XX. Isto é, a postura adotada pelo seu superior hierárquico, provocou no aqui Recorrente, conforme medicamente comprovado, “sintomatologia ansiosa, socialização, desmotivação, irritabilidade fácil, falta de concentração e atenção, pensamentos de menos valia e incapacidade e insónia”, o que o incapacitou para o seu exercício profissional,

XXI. Intentou, junto do Tribunal Administrativo e Fiscal de ... a competente ação de impugnação do ato administrativo.

XXII. Todavia, realizada a competente Audiência de Discussão e Julgamento, foi, aqui e agora, o mesmo notificado da sentença proferida nos presentes autos, que, de modo inesperado e inusitado, decide julgar improcedente a ação intentada pelo Autor, e nessa sequência, absolver o Réu, Ministério da Administração Interna, dos pedidos,

XXIII. Decisão com a qual não pode, nem deve, mais uma vez, concordar por desprovida de qualquer fundamento, quer legal, quer factual válido.

XXIV. E diz-se que não pode, nem deve, mais uma vez, o aqui Recorrente, concordar por desprovida de qualquer fundamento, quer legal, quer factual válido,

XXV. Pois, salvo o devido respeito por opinião contrária, é notoriamente vislumbrável, na Sentença recorrida, erro de julgamento de direito, por errada interpretação dos artigos 7.º, n.º1 do Decreto-lei n.º 503/99, de 20 de Novembro e 8.º, n.º1, da Lei n.º 98/2009.

XXVI. No entendimento do aqui Recorrente, o Tribunal a Quo, contrariamente ao que se impunha, atenta a materialidade apurada, proferiu decisão puramente formal, impedindo-o de ver apreciada a sua pretensão, ou seja, de ser feita Justiça Material.

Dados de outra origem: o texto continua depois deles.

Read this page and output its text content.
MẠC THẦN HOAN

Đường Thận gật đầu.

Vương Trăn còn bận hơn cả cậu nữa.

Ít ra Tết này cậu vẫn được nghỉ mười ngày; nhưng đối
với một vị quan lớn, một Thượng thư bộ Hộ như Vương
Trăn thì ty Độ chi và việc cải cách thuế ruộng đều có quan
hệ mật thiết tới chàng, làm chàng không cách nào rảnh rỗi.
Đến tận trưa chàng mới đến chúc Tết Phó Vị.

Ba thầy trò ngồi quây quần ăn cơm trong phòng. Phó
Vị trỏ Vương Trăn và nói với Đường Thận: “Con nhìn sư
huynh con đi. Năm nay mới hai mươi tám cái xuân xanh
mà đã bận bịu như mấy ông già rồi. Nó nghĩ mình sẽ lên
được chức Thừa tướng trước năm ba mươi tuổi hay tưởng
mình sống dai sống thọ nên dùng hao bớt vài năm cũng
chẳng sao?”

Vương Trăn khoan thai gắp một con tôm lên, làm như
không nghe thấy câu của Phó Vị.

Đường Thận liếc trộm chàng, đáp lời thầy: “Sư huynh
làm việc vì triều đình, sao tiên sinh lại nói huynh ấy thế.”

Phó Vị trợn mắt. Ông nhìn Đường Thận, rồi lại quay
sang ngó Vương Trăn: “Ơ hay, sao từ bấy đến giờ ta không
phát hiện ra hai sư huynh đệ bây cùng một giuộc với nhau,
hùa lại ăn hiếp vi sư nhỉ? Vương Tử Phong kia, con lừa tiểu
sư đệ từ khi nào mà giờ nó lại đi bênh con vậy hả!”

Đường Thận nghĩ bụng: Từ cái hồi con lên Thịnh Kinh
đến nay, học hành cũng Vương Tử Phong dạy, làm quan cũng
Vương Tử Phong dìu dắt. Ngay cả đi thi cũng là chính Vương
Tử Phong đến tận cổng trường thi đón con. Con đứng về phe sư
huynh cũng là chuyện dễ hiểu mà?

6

XXVII. Isto porque, o Tribunal a Quo considerou, indevidamente, que o evento sofrido pelo Autor, aqui Recorrente, não é subsumível ao conceito de acidente em serviço,

XXVIII. Quando, de facto, em face da factualidade dada como provada, pode-se afirmar que estão verificados todos os pressupostos para se concluir pela existência dum verdadeiro acidente em serviço e consequente direito à reparação por todos os danos sofridos pelo Recorrente.

XXIX. Decide a sentença recorrida de “uma leitura global do probatório permite inferir que não está em causa uma situação isolada e delimitada num preciso momento temporal, mas sim um conjunto de situações prolongadas no tempo”,

XXX. Conclui-se, assim, que “é entendimento deste Tribunal que a situação do Autor não é enquadrável no conceito de acidente de trabalho”,

XXXI. Até porque, “(...) não se trata de um evento lesivo isolado e súbito, de verificação inesperada, mas sim de um conjunto de situações, perpetuadas num determinado lapso temporal, faltando-lhe, justamente, as características de instantaneidade e verificação inesperada.”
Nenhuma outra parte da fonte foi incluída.